The biggest data hole is the Indian Ocean. To help rectify that, some $30 million has been pledged by governments and international organizations to place deep-water buoys in that body of water, to augment those already in place in the Pacific.
Even where there are adequate observation systems, governments may not always be willing to share critical information widely and quickly.
Out of security concerns, India has been reluctant to disseminate some real-time data, including sea level information.
Geophysicist Gerard Fryer, at the Pacific Tsunami Warning Center, laments that India did not share its information from a tide gauge at Port Blair in the Andaman Islands after the Sumatra quake struck.
"That instrument was sending data in real time to mainland India.

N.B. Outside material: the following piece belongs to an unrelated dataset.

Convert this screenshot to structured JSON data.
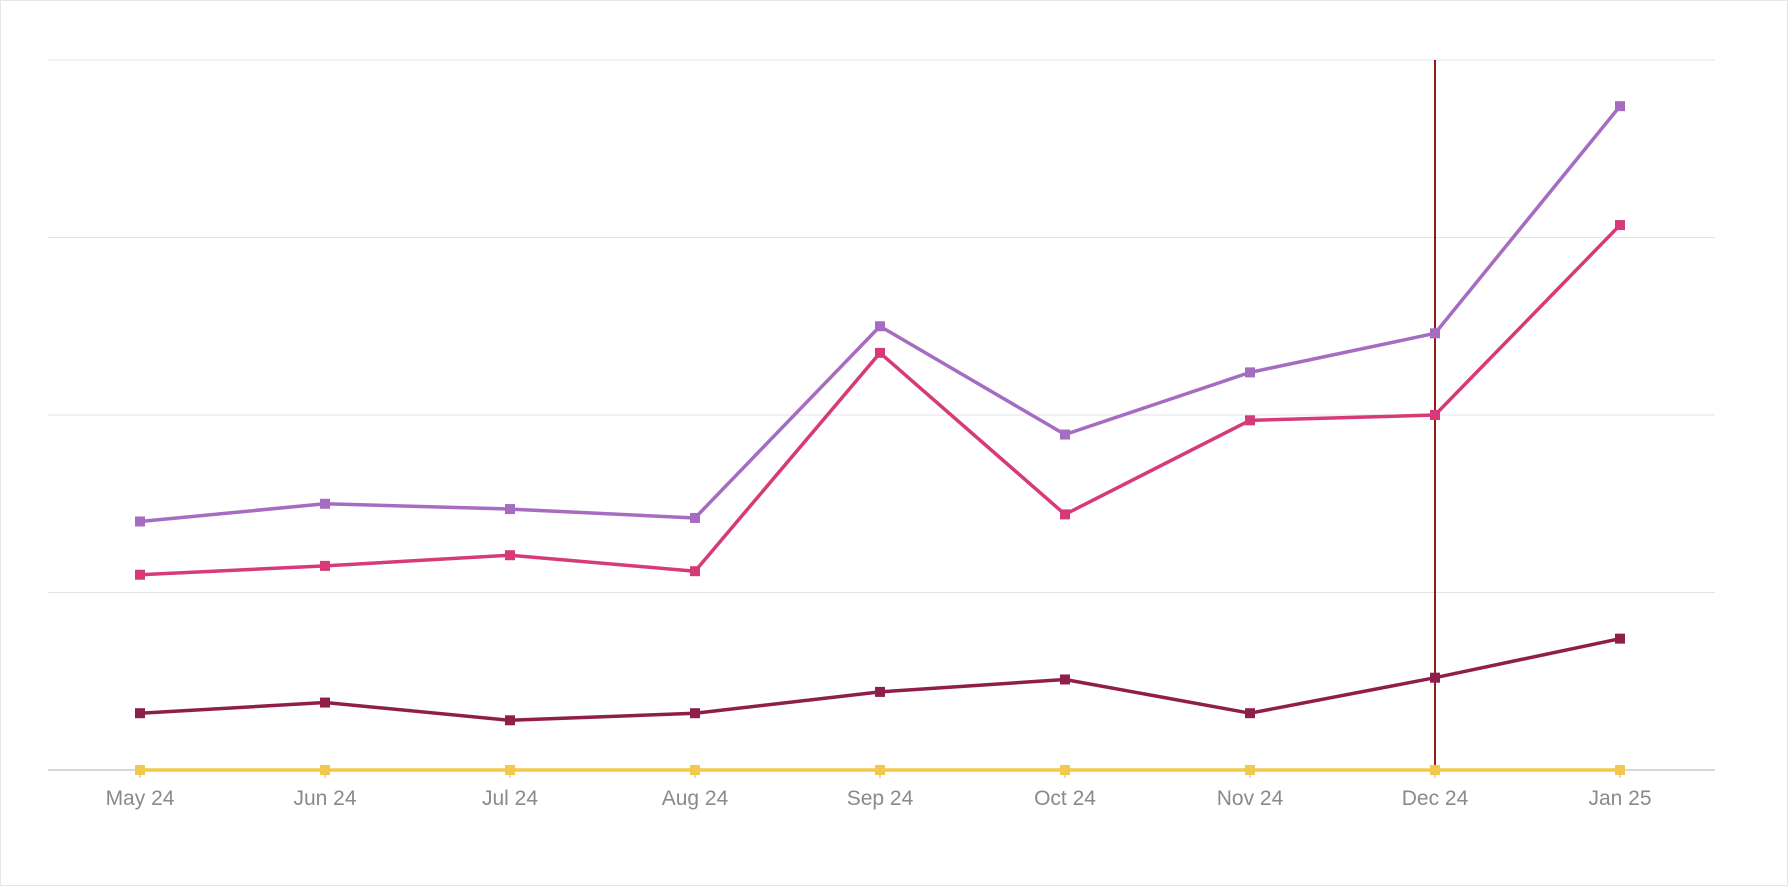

If that information had been shared, that whole sequence of things would have played out very, very differently, because we would have known," he said. "Obviously India suffered tremendously, so I am sure that they are going to change their ways."
Even when scientists have all the information in time to get the word out, other challenges remain. During tsunami warning drills and actual alerts in the Pacific this year, there were some breakdowns in the communications system.
To assess the shortfalls in the system, 16 Indian Ocean countries took part in a survey.
Brian Yanagi manages the Honolulu-based International Tsunami Information Center, one of the organizations carrying out the assessment.
"They really found out things about their country that they didn't know - their weaknesses to connect the dots, to make sure everything has to be working together on the same page," he said. "There's a lot of work that needs to be done, and the United Nations organizations are helping right now, as we speak."
One of the countries given the highest score in the survey is Thailand.
Thailand has combined the traditional alert system - an outdoor siren - with a new high-technology twist: sending SMS notifications to cell phones.
Some experts worry that as the shock of the 2004 disaster begins to subside, funds for expanding the warning system will start to dry up. Supporters of the system point out that although massive earthquakes and tsunamis may be infrequent events, the number of people who can be affected by them is growing. The United Nations estimates that by the year 2025, three quarters of the world's population will be living in close proximity to coastal areas.